After co-culture with MSCs, no matter from the relapsed patient (case #3) or from the CCR case (case #2) with FLT3-ITD mutation, the number of phagosomes in MOLM14 cells being detected with transmission electron microscopy showed significant increase (Fig. 5A and B). In accordance with this, the expression of LC3B-II, Beclin-1 and ATG5 up-regulated, and p62 degraded with vs. without MSCs co-culture, with western blot assessment (Fig. 5C and D). In addition, MSCs from case #3 significantly decreased the killing effect of sorafenib either at the concentration of 40 nM or 80 nM in MOLM14 cells (Fig. 6A). MSCs-mediated protection on MOLM14 cells was also found in the treatment of AC220 (Fig. 7B2). In agreement with this, the immunoblotting data showed that in contrast to the result without MSCs co-culture, MSCs from case #3 upregulated the expression of LC3B-II and Beclin-1 in MOLM14 cells and weakened the inhibition efficacy of sorafenib on FLT3 signaling pathway, especially on FLT3 downstream signaling, presenting as reducing suppression on p-FLT3, p-ERK1/2 and p-mTOR with MSCs co-culture, and then decreased the expression of cleaved-caspase 3 (Fig. 6B), which could explain MSCs decreased the anti-leukemia effect of sorafenib or AC220 in MOLM14 cells, suggesting that MSCs-mediated FLT3 inhibitor resistance in FLT3-ITD mutant cells might be associated with activating autophagy.

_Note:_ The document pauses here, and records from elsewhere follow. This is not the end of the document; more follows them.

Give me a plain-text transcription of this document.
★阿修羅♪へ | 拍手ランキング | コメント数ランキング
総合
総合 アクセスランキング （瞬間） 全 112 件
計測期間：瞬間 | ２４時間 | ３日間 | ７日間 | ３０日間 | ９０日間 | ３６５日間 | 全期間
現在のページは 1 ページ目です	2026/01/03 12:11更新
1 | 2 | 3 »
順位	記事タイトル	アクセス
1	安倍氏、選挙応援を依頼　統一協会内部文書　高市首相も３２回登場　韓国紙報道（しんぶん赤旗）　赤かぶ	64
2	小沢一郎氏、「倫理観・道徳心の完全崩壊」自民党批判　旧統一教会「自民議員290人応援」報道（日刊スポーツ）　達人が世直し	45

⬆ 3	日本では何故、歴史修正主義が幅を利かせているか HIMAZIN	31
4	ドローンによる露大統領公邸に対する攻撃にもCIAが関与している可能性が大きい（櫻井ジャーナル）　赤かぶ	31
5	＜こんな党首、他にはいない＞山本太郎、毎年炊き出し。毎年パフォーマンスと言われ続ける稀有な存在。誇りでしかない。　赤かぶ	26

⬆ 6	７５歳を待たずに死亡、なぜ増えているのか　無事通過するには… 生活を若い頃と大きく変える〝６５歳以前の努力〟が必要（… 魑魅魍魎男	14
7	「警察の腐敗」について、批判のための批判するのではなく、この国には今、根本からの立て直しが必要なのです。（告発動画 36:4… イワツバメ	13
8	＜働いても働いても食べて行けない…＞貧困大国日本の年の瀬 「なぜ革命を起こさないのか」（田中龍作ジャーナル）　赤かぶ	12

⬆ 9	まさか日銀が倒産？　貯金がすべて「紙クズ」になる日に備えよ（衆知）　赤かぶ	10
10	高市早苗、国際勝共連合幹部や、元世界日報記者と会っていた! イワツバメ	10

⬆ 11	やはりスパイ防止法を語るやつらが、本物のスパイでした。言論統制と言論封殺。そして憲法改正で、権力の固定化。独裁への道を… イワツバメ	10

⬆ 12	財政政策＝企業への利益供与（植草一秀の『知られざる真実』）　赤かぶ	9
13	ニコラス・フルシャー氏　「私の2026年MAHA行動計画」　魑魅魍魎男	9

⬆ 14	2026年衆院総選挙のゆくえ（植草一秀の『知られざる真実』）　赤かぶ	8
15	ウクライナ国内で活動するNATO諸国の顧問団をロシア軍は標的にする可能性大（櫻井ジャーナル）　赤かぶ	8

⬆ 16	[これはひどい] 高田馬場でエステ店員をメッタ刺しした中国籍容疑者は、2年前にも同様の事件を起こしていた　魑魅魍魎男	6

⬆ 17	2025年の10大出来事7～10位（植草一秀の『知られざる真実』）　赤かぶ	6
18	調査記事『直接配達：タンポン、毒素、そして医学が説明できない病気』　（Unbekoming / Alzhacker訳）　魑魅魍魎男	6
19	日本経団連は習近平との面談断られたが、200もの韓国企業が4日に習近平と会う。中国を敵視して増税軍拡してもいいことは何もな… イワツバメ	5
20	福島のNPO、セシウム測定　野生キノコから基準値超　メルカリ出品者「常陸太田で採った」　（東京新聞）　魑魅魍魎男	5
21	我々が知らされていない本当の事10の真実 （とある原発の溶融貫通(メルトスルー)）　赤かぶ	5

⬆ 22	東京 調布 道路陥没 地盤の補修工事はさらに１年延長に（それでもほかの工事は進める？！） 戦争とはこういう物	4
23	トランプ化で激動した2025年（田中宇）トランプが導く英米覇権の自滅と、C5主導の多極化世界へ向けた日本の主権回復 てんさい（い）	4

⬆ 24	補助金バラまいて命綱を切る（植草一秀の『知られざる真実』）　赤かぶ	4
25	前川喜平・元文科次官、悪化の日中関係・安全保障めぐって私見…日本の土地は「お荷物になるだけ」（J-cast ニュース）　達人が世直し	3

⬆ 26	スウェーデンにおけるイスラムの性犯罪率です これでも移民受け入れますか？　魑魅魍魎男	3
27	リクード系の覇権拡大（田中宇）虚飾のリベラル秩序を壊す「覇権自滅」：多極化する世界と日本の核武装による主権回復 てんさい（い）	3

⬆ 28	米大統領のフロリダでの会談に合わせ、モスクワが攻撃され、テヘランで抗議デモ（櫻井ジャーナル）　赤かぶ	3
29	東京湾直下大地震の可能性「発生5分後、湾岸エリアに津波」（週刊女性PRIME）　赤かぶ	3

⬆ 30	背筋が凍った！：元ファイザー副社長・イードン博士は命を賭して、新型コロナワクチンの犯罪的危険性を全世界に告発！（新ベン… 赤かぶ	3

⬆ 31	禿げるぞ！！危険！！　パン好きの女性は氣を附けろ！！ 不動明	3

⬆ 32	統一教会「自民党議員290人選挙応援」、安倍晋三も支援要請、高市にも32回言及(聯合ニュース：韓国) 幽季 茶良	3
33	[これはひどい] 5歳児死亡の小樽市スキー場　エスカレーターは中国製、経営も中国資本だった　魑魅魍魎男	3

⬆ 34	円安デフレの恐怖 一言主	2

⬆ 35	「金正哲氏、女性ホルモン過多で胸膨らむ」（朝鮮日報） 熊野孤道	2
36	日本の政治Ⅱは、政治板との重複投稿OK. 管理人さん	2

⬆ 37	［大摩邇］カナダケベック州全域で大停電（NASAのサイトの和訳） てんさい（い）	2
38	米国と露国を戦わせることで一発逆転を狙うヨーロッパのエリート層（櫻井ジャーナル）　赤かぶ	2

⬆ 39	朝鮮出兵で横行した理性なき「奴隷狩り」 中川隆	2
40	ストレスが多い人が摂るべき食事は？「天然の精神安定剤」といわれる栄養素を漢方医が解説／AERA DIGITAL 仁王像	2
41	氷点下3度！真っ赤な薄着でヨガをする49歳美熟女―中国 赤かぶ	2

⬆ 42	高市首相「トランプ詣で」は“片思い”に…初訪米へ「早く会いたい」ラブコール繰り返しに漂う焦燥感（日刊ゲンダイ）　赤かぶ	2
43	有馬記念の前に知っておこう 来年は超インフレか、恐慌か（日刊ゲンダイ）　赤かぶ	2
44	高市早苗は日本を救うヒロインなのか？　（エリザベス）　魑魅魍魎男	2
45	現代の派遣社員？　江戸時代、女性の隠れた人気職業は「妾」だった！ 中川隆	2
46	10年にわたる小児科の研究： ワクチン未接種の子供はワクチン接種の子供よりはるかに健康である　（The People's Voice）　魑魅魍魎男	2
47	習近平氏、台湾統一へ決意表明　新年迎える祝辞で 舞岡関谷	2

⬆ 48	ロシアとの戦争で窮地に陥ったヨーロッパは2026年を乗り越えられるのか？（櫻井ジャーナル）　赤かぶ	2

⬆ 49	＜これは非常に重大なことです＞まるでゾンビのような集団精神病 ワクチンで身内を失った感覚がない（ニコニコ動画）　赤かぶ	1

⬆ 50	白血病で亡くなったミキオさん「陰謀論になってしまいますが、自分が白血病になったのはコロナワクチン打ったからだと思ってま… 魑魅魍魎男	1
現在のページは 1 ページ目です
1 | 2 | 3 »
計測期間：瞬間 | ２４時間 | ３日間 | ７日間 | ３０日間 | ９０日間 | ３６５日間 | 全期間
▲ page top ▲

Then we used CQ to inhibit autophagy in MOLM14 cells. After inhibition of autophagy, MSCs-mediated resistance to sorafenib (Fig. 7A2) or AC220 (Fig. 7B2) was overcome (Fig. 7A3 and B3), and even the anti-leukemia effect of sorafenib (Fig. 7A1) or AC220 (Fig. 7B1) was sensitized regardless of MSCs co-culture, in agreement with the report of FLT3-ITD up-regulating autophagy to mediate resistance to FLT3 inhibitors in AML [13]. Taking together, BME-mediated FLT3 inhibitor resistance might be associated with MSCs-inducing autophagy; Inhibition of autophagy could partly overcome BME-mediated resistance to FLT3 inhibitors, in FLT3-ITD-positive AML.